INTERVIEW  |    

Denis Sassou-Nguesso: «Il faut un soutien financier et humanitaire en RCA»

Par Boniface Vignon - 31/01/2014

Le président congolais est le médiateur de la crise centrafricaine

 

Dernier jour à Addis-Abeba pour le 22e Sommet de l’Union africaine. Les dirigeants des pays du continent sont réunis pour évoquer notamment les crises sécuritaires qui secouent l’Afrique

Les organes de la transition sont aujourd’hui en place et pourtant les violences se poursuivent. Comment éviter le chaos en Centrafrique?
Nous saluons déjà le fait que le Parlement de transition ait pu élire Madame Samba-Panza à la tête de l’Etat pour la période de transition. Nous nous félicitons aussi du fait qu’on ait nommé un Premier ministre et formé un gouvernement. Cela était un pas important. La Misca est en place, les pays de la région ont déjà mobilisé plus de 6 000 hommes.
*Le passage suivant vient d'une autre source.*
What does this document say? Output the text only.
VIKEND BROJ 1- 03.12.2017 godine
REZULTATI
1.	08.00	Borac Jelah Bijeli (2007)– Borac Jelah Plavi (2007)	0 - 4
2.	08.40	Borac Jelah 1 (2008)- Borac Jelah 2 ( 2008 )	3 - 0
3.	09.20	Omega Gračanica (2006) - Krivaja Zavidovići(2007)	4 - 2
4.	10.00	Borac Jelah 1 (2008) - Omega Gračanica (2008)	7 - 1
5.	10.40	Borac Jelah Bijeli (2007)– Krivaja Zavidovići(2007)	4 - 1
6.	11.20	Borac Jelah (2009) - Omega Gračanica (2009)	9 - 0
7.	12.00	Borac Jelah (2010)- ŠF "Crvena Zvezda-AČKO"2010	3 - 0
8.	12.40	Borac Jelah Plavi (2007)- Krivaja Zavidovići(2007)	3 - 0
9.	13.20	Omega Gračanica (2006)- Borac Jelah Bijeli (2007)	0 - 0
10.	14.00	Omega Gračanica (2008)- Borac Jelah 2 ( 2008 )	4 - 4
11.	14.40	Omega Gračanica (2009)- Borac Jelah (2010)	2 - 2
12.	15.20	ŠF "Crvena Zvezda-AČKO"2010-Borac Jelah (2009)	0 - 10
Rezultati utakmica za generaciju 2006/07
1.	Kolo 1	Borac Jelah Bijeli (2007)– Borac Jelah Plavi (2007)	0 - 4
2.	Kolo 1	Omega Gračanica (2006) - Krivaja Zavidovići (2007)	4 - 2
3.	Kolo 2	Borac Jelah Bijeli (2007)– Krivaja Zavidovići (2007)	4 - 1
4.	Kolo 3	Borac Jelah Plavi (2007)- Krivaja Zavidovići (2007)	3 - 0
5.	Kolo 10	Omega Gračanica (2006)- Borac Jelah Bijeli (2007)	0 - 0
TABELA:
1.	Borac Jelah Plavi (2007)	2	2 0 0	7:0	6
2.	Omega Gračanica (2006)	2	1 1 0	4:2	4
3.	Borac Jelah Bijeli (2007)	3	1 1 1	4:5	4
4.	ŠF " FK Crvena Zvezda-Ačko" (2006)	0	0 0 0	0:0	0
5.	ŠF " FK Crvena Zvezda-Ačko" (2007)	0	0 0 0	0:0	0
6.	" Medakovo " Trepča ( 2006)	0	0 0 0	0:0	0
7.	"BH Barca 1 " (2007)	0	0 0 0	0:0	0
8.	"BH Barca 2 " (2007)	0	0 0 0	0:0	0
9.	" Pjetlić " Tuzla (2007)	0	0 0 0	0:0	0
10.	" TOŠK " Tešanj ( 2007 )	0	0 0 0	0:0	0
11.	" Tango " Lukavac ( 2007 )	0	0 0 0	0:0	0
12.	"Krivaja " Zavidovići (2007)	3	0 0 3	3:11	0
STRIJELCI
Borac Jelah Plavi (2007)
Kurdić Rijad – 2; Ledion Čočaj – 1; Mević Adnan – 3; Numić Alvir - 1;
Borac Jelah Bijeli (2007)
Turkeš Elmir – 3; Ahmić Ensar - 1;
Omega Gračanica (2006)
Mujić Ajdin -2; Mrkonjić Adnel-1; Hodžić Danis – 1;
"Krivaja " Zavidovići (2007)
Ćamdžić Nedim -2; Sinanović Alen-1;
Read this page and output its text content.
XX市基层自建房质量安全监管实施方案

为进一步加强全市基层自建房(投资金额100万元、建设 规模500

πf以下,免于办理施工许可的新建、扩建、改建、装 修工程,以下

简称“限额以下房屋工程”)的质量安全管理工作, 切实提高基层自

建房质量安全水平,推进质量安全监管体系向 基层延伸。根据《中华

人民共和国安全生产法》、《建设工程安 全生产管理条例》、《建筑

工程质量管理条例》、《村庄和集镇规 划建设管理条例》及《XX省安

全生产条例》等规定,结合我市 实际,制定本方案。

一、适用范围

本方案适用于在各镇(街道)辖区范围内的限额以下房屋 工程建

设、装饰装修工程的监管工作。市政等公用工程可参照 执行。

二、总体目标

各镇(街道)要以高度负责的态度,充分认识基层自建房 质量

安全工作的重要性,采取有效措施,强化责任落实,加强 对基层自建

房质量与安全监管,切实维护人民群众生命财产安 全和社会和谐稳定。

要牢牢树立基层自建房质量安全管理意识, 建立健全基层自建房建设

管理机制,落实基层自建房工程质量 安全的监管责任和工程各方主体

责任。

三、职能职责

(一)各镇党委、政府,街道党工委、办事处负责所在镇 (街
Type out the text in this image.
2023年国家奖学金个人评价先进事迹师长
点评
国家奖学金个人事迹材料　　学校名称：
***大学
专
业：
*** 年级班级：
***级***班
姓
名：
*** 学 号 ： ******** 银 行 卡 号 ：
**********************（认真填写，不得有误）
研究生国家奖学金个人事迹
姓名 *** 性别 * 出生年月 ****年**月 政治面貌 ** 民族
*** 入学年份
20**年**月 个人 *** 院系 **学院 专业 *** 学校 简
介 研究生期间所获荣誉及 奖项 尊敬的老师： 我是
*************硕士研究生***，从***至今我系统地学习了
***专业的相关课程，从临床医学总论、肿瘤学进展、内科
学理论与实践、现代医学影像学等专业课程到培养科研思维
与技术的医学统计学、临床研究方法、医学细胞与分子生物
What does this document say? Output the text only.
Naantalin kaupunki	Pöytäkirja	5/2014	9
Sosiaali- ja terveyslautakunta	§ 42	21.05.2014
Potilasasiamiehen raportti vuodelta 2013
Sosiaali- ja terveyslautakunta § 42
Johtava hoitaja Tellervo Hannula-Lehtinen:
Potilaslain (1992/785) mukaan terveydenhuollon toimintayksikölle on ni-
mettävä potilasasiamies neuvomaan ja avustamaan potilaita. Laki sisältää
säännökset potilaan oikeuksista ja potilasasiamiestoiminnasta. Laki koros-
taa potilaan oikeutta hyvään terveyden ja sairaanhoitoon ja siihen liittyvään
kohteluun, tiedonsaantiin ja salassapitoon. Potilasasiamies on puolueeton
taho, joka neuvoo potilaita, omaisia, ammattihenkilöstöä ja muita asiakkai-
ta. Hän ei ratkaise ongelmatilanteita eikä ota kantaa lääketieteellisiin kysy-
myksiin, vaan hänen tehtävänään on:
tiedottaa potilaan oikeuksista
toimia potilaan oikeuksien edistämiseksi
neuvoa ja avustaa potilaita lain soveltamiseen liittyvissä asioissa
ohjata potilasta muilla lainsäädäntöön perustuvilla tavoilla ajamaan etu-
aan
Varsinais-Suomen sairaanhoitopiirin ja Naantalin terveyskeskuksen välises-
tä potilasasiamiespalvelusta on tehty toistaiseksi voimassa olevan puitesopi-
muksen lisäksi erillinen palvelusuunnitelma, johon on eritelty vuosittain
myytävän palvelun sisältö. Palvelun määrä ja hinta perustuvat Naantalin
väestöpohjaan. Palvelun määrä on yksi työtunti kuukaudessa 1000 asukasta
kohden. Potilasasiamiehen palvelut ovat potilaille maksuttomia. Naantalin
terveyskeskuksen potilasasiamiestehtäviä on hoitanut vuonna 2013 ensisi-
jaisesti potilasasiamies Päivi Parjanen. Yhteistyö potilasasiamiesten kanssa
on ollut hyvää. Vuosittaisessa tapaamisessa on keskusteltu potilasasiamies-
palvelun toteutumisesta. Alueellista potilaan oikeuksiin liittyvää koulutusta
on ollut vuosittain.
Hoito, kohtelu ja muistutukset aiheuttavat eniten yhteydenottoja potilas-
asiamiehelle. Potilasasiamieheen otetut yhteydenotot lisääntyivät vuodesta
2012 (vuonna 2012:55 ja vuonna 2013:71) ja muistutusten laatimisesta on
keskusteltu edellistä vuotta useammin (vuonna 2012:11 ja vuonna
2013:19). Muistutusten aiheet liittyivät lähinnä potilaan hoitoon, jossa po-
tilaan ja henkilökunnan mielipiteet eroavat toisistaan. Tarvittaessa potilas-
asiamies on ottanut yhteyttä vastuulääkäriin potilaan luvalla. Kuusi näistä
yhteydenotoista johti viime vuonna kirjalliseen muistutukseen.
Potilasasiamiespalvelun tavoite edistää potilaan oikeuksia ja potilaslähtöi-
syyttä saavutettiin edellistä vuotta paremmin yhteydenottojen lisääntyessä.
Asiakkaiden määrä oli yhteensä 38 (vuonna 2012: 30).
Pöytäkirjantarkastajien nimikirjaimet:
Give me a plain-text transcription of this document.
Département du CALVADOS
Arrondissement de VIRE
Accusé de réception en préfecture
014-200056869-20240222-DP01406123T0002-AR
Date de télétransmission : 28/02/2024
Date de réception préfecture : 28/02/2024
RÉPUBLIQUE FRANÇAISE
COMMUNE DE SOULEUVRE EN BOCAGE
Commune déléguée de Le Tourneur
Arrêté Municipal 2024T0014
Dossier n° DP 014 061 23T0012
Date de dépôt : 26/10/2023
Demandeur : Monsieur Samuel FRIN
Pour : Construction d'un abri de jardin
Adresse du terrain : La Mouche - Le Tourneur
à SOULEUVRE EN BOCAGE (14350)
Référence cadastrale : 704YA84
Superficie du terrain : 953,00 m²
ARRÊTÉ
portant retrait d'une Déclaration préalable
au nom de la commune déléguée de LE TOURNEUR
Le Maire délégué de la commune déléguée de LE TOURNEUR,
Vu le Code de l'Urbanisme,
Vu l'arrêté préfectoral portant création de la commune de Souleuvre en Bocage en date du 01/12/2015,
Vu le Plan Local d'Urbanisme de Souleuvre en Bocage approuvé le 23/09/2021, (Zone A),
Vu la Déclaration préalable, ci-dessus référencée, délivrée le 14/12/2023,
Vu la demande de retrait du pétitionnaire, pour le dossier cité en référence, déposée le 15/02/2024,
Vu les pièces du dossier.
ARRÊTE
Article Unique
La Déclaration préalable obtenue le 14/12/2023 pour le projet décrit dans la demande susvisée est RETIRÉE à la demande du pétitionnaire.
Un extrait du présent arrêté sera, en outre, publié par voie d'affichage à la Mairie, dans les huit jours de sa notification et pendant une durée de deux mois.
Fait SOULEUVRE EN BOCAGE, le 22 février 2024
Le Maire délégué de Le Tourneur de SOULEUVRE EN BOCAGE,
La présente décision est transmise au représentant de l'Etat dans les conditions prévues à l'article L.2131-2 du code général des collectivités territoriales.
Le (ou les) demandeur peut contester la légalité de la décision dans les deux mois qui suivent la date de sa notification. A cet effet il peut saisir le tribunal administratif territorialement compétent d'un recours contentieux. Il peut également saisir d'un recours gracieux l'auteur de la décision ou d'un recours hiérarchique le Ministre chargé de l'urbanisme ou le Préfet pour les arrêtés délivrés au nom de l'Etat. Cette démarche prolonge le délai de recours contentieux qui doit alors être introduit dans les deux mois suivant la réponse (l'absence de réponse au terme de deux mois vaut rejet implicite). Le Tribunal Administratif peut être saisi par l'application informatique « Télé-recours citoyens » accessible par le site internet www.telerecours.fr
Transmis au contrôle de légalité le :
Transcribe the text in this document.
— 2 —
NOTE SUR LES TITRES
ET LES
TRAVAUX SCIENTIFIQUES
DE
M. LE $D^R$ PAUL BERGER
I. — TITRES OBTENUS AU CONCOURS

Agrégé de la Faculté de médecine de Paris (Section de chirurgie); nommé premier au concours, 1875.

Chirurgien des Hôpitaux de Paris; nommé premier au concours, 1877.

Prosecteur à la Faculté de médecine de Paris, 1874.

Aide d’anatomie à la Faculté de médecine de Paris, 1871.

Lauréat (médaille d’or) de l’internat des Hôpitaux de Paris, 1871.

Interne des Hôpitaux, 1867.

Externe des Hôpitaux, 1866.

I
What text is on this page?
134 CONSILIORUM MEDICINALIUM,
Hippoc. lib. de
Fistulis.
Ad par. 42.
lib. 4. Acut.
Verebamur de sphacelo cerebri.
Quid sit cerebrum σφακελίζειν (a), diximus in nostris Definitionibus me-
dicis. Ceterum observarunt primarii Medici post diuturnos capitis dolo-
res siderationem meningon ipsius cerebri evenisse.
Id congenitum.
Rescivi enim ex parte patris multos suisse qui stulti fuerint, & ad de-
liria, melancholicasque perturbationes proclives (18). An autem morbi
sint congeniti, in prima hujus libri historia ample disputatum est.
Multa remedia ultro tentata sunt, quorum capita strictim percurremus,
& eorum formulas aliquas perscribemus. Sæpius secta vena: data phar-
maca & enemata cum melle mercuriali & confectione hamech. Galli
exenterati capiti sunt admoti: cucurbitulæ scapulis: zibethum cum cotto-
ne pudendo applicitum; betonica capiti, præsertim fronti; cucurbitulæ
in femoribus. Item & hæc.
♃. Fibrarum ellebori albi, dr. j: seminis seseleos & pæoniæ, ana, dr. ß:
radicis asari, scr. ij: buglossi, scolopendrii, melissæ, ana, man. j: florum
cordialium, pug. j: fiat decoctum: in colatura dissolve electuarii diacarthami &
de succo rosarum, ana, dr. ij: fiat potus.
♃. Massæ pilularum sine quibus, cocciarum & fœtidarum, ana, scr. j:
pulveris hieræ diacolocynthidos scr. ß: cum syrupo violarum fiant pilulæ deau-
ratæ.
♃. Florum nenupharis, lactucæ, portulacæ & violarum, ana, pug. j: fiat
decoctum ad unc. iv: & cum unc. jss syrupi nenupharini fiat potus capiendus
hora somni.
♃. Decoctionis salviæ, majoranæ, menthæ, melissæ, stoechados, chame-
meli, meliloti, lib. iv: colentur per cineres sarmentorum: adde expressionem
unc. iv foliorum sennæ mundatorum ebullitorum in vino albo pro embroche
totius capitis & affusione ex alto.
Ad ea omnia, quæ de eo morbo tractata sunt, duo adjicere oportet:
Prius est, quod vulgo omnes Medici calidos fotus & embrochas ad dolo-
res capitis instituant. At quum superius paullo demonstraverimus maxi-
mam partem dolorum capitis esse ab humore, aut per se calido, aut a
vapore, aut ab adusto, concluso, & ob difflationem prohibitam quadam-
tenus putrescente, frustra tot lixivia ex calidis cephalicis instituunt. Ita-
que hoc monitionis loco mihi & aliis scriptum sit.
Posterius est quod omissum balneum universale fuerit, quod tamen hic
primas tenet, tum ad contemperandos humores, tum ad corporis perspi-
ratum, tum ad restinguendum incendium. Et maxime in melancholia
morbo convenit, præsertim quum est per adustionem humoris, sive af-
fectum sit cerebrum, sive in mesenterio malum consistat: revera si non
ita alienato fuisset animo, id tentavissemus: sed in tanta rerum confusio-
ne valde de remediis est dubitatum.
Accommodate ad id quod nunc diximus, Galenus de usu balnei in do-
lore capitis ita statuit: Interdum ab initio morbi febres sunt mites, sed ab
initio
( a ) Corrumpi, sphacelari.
Nous pensons que si la communauté internationale soutient la chef d’Etat de transition, le Premier ministre, le gouvernement, sur le plan humanitaire, sur le plan financier – parce qu’il faut un soutien financier immédiat – nous pensons que si la Communauté internationale soutient la Misca sur le plan financier, sur le plan logistique, il y a des exactions qui se poursuivent, c’est vrai, mais on pourrait sentir qu’il y a aussi des progrès sur le terrain. Si tous ces soutiens viennent et si la décision prise par le Conseil de sécurité qui tend à mener des enquêtes pour punir les auteurs des violences, d’exactions de toutes sortes contre les populations, si toutes ces mesures sont menées de front, je suis persuadé qu’on sortira des problèmes.

 


© autre médias
Denis Sassou-Nguesso
Il y a beaucoup de «si»?
Je dis «si» parce que les apports dont je parle ne sont pas encore sur le terrain, mais il y a urgence à faire que ces annonces se concrétisent réellement. Le secrétaire général des Nations unies, conformément à la résolution 21-27, devrait début février, envoyer une mission d’évaluation de l’action de la Misca, et peut-être qu’à l’avenir cette mission de la Misca pourrait être transformée en mission de maintien de la paix des Nations unies. Mais toutes ces actions doivent se mener les unes après les autres sans rupture. Ceci est urgent.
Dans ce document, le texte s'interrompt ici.